Q: How can I wean myself off classics and on to something more contemporary?
Anna Morton, 49, Oxfordshire
A: Claire Armitstead, writer and critic, says:
There are three possible prescriptions for your addiction. The first is the methodone approach: find a substitute that satisfies, without actually feeding, the urge. Alan Hollinghurst writes in an elegant classical style about inheritance and ill-advised alliances, for all that they are predominantly gay. The Sparsholt Affair should do the trick, with its chronicle of art, love and shifting loyalties in the second half of the 20th century. It is, as one critic remarked, “embedded in tradition but entirely new in final effect”. If your taste veers towards the 18th century – replete with long dashes and semi-colons – Francis Spufford’s Golden Hill offers a deliriously funny pastiche that also bears its own witness to the birth of the New World. For a gentler remedy, try Michèle Roberts’s The Walworth Beauty, which evokes the spectre of Dickensian London through the story of a house and its centuries of residents, or Elizabeth Macneal’s The Doll Factory, a delicately drawn feminist art thriller involving the pre-Raphaelite brotherhood, taxidermy and wombats.
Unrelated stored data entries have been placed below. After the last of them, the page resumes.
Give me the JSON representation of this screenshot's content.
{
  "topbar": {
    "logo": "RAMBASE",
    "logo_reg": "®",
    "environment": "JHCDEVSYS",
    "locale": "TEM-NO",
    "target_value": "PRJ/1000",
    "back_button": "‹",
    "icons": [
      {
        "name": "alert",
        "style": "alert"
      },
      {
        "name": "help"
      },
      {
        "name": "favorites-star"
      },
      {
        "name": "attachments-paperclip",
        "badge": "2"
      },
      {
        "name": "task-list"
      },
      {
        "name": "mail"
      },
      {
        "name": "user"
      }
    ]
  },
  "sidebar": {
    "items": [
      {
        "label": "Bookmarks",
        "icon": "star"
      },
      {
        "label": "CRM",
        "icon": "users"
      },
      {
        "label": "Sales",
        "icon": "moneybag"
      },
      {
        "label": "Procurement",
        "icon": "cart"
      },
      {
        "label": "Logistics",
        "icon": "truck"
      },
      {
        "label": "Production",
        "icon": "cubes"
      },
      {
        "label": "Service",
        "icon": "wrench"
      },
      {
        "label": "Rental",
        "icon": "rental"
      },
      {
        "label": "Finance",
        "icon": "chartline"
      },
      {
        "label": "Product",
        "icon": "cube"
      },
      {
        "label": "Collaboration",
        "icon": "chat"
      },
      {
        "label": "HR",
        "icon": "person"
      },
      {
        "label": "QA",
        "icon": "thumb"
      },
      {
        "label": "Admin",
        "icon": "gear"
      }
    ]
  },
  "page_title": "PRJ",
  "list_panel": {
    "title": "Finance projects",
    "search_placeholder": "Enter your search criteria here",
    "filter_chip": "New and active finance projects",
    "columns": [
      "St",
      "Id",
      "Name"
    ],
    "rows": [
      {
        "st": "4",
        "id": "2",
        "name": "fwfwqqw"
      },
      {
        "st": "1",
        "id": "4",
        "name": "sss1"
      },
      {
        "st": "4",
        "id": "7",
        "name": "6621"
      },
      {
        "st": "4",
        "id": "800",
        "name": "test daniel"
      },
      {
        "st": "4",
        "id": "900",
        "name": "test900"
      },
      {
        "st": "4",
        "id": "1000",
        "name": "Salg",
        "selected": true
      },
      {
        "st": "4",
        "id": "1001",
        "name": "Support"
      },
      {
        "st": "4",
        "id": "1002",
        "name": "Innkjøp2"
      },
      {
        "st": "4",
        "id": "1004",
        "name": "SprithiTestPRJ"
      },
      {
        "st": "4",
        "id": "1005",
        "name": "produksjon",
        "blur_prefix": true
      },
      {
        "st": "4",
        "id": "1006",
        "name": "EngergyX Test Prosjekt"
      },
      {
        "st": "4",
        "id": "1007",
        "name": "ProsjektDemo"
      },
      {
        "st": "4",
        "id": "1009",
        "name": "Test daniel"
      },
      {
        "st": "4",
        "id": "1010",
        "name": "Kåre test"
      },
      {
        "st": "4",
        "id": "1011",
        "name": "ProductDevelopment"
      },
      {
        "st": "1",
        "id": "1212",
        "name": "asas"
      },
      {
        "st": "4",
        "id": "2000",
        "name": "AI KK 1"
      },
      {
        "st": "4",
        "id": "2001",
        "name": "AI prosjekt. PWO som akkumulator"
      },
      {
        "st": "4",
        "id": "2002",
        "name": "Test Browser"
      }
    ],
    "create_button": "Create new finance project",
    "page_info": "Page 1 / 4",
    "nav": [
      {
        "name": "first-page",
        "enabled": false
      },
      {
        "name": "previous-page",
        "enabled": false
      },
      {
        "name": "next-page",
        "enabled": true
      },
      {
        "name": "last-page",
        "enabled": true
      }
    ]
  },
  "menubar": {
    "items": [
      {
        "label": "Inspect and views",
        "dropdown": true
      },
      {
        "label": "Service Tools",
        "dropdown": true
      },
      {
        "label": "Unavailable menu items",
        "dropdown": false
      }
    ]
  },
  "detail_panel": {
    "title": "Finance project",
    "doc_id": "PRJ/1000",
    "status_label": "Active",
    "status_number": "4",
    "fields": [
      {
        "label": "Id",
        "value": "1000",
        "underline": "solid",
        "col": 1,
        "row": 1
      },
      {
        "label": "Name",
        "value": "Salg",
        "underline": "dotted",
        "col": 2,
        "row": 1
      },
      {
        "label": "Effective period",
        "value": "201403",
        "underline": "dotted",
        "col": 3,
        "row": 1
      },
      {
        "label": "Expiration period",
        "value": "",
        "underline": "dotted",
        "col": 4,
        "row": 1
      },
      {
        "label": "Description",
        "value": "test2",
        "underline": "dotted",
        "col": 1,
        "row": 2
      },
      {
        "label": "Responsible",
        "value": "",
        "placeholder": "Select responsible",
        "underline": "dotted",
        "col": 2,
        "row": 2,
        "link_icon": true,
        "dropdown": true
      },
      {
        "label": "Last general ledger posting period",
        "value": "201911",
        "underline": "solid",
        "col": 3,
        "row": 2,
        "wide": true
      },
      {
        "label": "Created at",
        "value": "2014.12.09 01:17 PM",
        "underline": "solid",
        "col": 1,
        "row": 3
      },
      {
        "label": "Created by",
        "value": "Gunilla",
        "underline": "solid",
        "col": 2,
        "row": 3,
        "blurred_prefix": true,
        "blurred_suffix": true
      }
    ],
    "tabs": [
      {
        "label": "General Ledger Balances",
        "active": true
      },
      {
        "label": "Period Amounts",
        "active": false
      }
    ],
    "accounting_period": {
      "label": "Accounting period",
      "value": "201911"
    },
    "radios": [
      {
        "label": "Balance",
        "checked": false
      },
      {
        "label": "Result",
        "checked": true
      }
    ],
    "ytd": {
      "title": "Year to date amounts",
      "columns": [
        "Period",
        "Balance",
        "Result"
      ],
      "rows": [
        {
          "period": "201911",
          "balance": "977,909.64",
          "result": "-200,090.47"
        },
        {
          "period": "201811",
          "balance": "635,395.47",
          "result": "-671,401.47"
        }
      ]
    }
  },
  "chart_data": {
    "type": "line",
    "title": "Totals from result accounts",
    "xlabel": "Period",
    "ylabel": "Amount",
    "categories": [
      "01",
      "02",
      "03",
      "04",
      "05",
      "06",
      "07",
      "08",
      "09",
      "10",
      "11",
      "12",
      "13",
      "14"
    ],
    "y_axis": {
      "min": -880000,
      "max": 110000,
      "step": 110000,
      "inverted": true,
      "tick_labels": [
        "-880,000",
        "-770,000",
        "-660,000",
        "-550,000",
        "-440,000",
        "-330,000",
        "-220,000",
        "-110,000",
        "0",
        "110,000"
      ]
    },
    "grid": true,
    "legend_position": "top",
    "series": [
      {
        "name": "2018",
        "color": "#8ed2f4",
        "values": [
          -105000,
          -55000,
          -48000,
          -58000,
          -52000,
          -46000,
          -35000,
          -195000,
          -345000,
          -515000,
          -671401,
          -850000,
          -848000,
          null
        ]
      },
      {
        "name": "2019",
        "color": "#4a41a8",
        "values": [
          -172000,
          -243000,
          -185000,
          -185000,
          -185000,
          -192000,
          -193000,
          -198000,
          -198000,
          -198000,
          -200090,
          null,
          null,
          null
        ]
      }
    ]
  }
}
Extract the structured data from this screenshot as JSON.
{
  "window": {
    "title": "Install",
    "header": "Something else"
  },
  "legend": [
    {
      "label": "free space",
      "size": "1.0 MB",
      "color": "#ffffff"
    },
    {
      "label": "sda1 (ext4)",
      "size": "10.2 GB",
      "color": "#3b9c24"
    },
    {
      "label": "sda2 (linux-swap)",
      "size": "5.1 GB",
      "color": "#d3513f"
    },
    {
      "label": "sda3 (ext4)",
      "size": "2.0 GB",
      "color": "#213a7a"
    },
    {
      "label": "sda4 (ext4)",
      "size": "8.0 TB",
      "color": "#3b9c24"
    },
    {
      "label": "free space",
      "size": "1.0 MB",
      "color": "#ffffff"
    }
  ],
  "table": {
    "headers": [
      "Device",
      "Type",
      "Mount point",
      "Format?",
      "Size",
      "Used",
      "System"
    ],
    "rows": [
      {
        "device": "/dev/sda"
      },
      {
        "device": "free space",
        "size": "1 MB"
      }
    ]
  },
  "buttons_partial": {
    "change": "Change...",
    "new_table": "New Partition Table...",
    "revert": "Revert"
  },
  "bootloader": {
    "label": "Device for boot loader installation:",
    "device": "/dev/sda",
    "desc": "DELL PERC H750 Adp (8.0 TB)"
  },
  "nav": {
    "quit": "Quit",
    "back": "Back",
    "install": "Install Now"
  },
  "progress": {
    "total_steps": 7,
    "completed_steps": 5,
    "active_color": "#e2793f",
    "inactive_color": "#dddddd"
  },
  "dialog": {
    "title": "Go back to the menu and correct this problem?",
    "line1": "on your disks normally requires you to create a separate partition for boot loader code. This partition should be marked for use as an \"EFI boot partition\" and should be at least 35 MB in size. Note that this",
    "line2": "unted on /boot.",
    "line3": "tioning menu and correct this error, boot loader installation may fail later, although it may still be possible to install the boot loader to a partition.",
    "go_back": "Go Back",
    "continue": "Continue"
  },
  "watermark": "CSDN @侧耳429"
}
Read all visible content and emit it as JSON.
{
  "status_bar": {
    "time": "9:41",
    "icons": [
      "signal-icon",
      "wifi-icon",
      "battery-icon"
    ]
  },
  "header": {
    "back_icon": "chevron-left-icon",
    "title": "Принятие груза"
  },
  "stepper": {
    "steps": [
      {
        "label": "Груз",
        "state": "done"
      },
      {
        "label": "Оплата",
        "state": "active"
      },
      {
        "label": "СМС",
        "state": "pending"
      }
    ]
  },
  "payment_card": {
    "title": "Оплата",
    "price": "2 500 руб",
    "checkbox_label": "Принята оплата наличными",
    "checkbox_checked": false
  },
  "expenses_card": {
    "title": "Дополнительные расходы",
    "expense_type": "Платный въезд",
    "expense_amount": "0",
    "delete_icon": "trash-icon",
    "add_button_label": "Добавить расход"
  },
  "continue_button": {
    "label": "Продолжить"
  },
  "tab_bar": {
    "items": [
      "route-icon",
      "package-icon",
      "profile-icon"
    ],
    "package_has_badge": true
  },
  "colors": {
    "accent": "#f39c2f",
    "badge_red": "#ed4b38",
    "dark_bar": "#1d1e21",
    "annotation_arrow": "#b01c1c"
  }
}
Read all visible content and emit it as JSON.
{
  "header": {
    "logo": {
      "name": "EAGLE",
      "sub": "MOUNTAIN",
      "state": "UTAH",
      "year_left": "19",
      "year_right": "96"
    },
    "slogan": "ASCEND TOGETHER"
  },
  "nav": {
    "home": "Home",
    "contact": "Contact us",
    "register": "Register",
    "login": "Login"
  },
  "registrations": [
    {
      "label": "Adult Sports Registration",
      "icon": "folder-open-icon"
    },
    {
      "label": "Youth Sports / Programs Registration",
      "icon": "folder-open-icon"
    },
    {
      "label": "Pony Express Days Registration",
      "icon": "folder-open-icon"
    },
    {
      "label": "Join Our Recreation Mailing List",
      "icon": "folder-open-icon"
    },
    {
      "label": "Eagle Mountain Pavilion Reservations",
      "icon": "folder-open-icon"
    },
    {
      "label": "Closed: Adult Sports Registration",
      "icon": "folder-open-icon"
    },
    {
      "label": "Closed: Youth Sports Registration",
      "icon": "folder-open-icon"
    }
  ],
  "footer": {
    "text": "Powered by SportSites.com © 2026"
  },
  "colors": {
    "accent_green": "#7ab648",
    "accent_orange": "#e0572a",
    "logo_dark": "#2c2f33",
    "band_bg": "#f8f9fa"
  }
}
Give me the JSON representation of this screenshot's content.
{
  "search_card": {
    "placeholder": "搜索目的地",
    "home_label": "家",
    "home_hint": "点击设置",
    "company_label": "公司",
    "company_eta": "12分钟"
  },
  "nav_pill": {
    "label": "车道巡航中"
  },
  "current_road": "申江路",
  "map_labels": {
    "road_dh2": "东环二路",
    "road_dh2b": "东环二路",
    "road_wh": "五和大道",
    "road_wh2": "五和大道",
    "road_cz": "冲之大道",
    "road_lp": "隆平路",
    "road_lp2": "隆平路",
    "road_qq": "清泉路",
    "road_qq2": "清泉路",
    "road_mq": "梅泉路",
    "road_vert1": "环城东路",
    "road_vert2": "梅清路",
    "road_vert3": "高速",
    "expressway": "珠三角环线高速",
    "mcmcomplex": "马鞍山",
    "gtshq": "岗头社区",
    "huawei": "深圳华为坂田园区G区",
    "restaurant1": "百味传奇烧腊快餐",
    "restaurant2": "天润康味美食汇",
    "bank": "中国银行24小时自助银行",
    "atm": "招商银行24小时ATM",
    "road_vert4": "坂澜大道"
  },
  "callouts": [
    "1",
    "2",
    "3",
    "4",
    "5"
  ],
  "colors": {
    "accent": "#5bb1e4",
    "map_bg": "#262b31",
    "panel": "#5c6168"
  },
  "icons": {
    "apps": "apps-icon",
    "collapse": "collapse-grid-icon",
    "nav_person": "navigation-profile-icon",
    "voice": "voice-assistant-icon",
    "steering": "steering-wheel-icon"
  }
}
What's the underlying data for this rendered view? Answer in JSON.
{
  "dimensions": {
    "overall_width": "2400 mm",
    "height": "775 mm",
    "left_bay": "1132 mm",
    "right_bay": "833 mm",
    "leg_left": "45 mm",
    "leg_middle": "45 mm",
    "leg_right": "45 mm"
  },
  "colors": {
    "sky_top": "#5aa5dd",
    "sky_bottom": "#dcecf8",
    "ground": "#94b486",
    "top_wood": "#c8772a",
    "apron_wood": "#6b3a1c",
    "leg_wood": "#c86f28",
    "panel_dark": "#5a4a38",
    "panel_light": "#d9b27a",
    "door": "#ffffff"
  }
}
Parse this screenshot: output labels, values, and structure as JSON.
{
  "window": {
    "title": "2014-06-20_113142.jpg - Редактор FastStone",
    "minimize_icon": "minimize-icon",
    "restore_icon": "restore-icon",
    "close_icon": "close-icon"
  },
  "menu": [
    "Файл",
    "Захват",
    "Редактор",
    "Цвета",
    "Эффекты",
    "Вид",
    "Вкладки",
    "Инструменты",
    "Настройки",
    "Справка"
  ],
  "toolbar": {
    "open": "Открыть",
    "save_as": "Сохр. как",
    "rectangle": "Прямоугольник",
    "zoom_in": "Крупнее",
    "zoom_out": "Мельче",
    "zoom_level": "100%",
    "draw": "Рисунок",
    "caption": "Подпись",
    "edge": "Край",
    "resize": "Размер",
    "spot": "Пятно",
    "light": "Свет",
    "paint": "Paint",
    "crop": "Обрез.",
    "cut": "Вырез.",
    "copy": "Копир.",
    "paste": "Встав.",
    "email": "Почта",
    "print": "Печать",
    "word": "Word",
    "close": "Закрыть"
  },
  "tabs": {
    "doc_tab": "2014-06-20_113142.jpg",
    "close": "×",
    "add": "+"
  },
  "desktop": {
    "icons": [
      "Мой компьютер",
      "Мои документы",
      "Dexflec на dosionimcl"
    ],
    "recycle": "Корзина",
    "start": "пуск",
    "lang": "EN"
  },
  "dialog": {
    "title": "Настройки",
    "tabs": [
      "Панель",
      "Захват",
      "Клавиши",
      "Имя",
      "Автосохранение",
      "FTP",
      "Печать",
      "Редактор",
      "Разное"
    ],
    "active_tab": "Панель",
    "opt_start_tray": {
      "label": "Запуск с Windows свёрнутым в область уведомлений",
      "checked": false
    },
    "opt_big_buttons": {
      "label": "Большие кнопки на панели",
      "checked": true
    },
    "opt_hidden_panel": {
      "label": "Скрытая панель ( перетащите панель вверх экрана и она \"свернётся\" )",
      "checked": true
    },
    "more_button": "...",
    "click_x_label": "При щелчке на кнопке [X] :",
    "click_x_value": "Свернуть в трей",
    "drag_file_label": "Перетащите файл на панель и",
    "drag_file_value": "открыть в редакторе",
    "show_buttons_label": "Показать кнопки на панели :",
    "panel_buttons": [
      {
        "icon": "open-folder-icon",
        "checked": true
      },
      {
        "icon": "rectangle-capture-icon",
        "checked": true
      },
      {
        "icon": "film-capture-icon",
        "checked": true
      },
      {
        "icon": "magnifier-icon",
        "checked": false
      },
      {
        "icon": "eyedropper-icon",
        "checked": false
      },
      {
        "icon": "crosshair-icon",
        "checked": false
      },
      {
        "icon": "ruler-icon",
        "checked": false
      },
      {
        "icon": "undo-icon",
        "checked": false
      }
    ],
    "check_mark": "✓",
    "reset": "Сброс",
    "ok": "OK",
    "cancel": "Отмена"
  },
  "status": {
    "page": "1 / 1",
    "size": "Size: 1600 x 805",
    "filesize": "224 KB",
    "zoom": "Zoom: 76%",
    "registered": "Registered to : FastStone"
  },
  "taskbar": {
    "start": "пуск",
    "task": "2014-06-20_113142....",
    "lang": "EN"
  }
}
The second prescription is to take the analytical route on the basis that, by parsing your addiction, it will be easier to wean yourself off it. For long, rambling, punctuation-heavy sentences, try Salman Rushdie’s latest, Quichotte (in which junk TV stands in for the romances that addled the brains of Cervantes’s errant knight), or Lucy Ellmann’s Ducks, Newburyport, in which an Ohio housewife revisits her past in eight sentences (and 1,020 pages). Both are contenders for this year’s Booker prize, so you could find yourself a new classic. For stories of disputed inheritance and (possibly) ill-advised marriage, Tessa Hadley will see you right with the delicate humanism of her sibling drama The Past.
The third prescription is to go cold turkey. A graphic biography such as Alison Bechdel’s glorious Fun Home will present you with a whole new grammar: that of panels, colour palettes, gutters and bleeds. Or try some poetry: Ilya Kaminsky’s brilliant Deaf Republic is a timely story of a small community resisting political oppression – punctuated by sign language.